Artificial intelligence is driving new innovation opportunities in companies across EMEA, but many organizations are finding that their projects are progressing more slowly than expected because their technology infrastructure was not designed to support these types of intensive workloads.

The investment impulse is significant. According to Statista, the AI ​​market in Europe could grow from around $105 billion in 2024 to more than $640 billion in 2031, with a compound annual growth rate of 35%. However, legacy infrastructure remains one of the main obstacles to realizing its full potential and allowing digital infrastructure to adapt to the pace of innovation.

To help identify these challenges, Dell Technologies points out five indicators that can show that an organization’s infrastructure is limiting the development of AI initiatives and slowing the modernization of its technology infrastructure.

1. Data access becomes a bottleneck

AI models depend on large volumes of quality data. If data teams spend more time waiting for data sets to load or integrate than developing models, the infrastructure is likely not ready for these workloads. Additionally, in regions such as Europe, regulations such as the General Data Protection Regulation (GDPR) require that data access and management be carried out with strict security and compliance criteria, which requires a robust and well-governed data infrastructure. Modern data management platforms allow you to unify access, accelerate analysis and ensure that information is managed securely and in compliance with regulations.

2. Server infrastructure doesn’t scale for new AI loads

Although few organizations train large models from scratch, more and more companies are using AI for advanced analytics, computer vision, automation, or real-time decision making. These applications require considerable computing power and can overwhelm general-purpose servers that are already operating near their limits within existing infrastructure. When business applications and AI loads compete for the same infrastructure resources, performance suffers. Infrastructures designed specifically for AI, with accelerated computing capabilities, help manage these loads efficiently and maintain stable performance within the technology infrastructure.

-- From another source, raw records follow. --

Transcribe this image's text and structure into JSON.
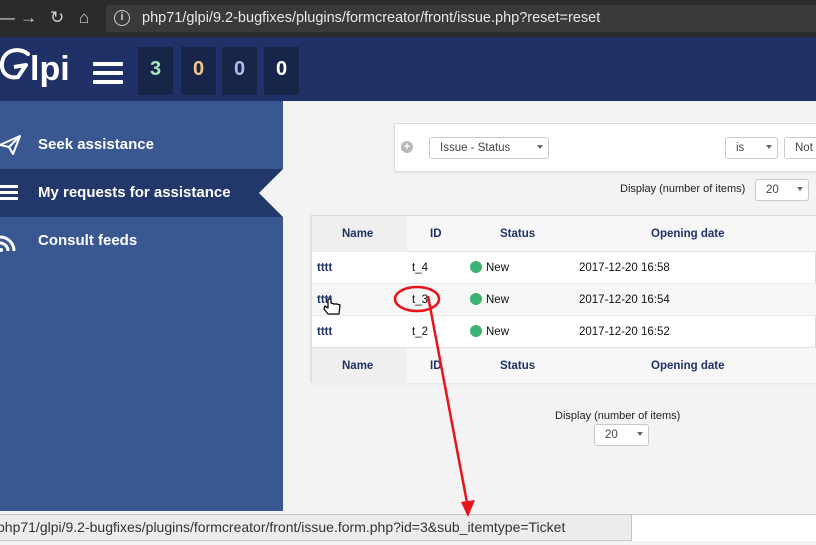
{
  "browser": {
    "url": "php71/glpi/9.2-bugfixes/plugins/formcreator/front/issue.php?reset=reset",
    "status_url": "php71/glpi/9.2-bugfixes/plugins/formcreator/front/issue.form.php?id=3&sub_itemtype=Ticket"
  },
  "header": {
    "logo_text": "lpi",
    "counters": [
      {
        "value": "3",
        "color": "#a8e6b8"
      },
      {
        "value": "0",
        "color": "#f2c68c"
      },
      {
        "value": "0",
        "color": "#b8b8f0"
      },
      {
        "value": "0",
        "color": "#ffffff"
      }
    ]
  },
  "sidebar": {
    "items": [
      {
        "label": "Seek assistance",
        "icon": "paper-plane-icon"
      },
      {
        "label": "My requests for assistance",
        "icon": "list-icon"
      },
      {
        "label": "Consult feeds",
        "icon": "rss-feed-icon"
      }
    ]
  },
  "search": {
    "field": "Issue - Status",
    "operator": "is",
    "value": "Not"
  },
  "display": {
    "label": "Display (number of items)",
    "value": "20"
  },
  "table": {
    "columns": [
      "Name",
      "ID",
      "Status",
      "Opening date"
    ],
    "rows": [
      {
        "name": "tttt",
        "id": "t_4",
        "status": "New",
        "date": "2017-12-20 16:58"
      },
      {
        "name": "tttt",
        "id": "t_3",
        "status": "New",
        "date": "2017-12-20 16:54"
      },
      {
        "name": "tttt",
        "id": "t_2",
        "status": "New",
        "date": "2017-12-20 16:52"
      }
    ]
  },
  "colors": {
    "header_bg": "#1f3166",
    "sidebar_bg": "#395891",
    "sidebar_active": "#22386a",
    "status_new": "#3cb371",
    "annotation": "#e8141a"
  }
}
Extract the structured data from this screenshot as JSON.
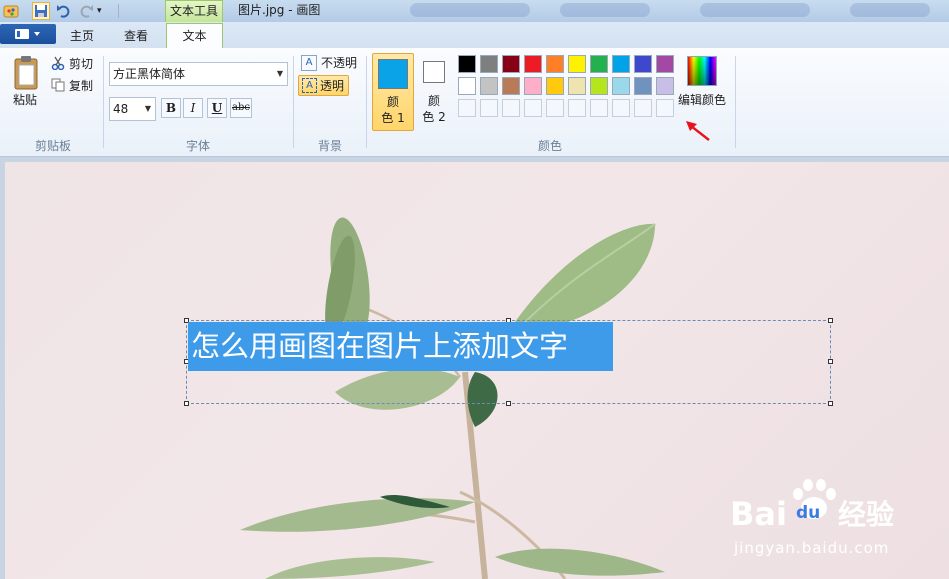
{
  "window": {
    "title": "图片.jpg - 画图",
    "context_tab": "文本工具"
  },
  "tabs": {
    "home": "主页",
    "view": "查看",
    "text": "文本"
  },
  "clipboard": {
    "paste": "粘贴",
    "cut": "剪切",
    "copy": "复制",
    "group": "剪贴板"
  },
  "font": {
    "family": "方正黑体简体",
    "size": "48",
    "bold": "B",
    "italic": "I",
    "underline": "U",
    "strike": "abc",
    "group": "字体"
  },
  "background": {
    "opaque": "不透明",
    "transparent": "透明",
    "group": "背景"
  },
  "colors": {
    "color1_a": "颜",
    "color1_b": "色 1",
    "color2_a": "颜",
    "color2_b": "色 2",
    "edit": "编辑颜色",
    "group": "颜色",
    "color1_value": "#0aa3e8",
    "color2_value": "#ffffff",
    "palette_row1": [
      "#000000",
      "#7f7f7f",
      "#880015",
      "#ed1c24",
      "#ff7f27",
      "#fff200",
      "#22b14c",
      "#00a2e8",
      "#3f48cc",
      "#a349a4"
    ],
    "palette_row2": [
      "#ffffff",
      "#c3c3c3",
      "#b97a57",
      "#ffaec9",
      "#ffc90e",
      "#efe4b0",
      "#b5e61d",
      "#99d9ea",
      "#7092be",
      "#c8bfe7"
    ]
  },
  "canvas": {
    "text": "怎么用画图在图片上添加文字"
  },
  "watermark": {
    "brand": "Bai",
    "brand2": "经验",
    "url": "jingyan.baidu.com"
  }
}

3. The network becomes a data jam

AI not only requires computing power and storage, but also networks capable of moving large volumes of information between systems. If data transfers are slow, congestion occurs, or training tasks are interrupted, the network is likely limiting the performance of AI applications and showing gaps in the network infrastructure. A high-speed, low-latency network infrastructure is essential to ensure data flows seamlessly between storage, servers, and end users.

4. AI deployment and management are too complex

Moving an AI model from the lab to production should be an agile process. However, many organizations face rigid technology environments, with manual configurations and complex dependencies that make it difficult to deploy and scale new applications within their infrastructure. This lack of agility in infrastructure can slow down innovation, especially in a competitive environment where speed in bringing new solutions to market is key. Modern infrastructures integrate automation tools and software platforms that simplify management and facilitate the deployment of AI applications.

5. There is no clear strategy to scale

Many AI projects start as pilots, but the true value comes when they scale across the entire organization. If expanding them requires redesigning the infrastructure or making large investments, their adoption becomes complicated. Modular and scalable architectures allow the infrastructure to be expanded progressively, adjusting the investment to the real needs of the business.

Preparing infrastructure for AI is not just about adopting new technologies, but about building a flexible foundation ready for growth. Modernizing infrastructure allows organizations to simplify complexity, accelerate innovation, and create the conditions for AI to deliver real value to the business.

Investing in modern infrastructure designed specifically for these workloads allows companies to overcome the limitations of legacy systems and move towards more agile, efficient and future-ready environments for artificial intelligence.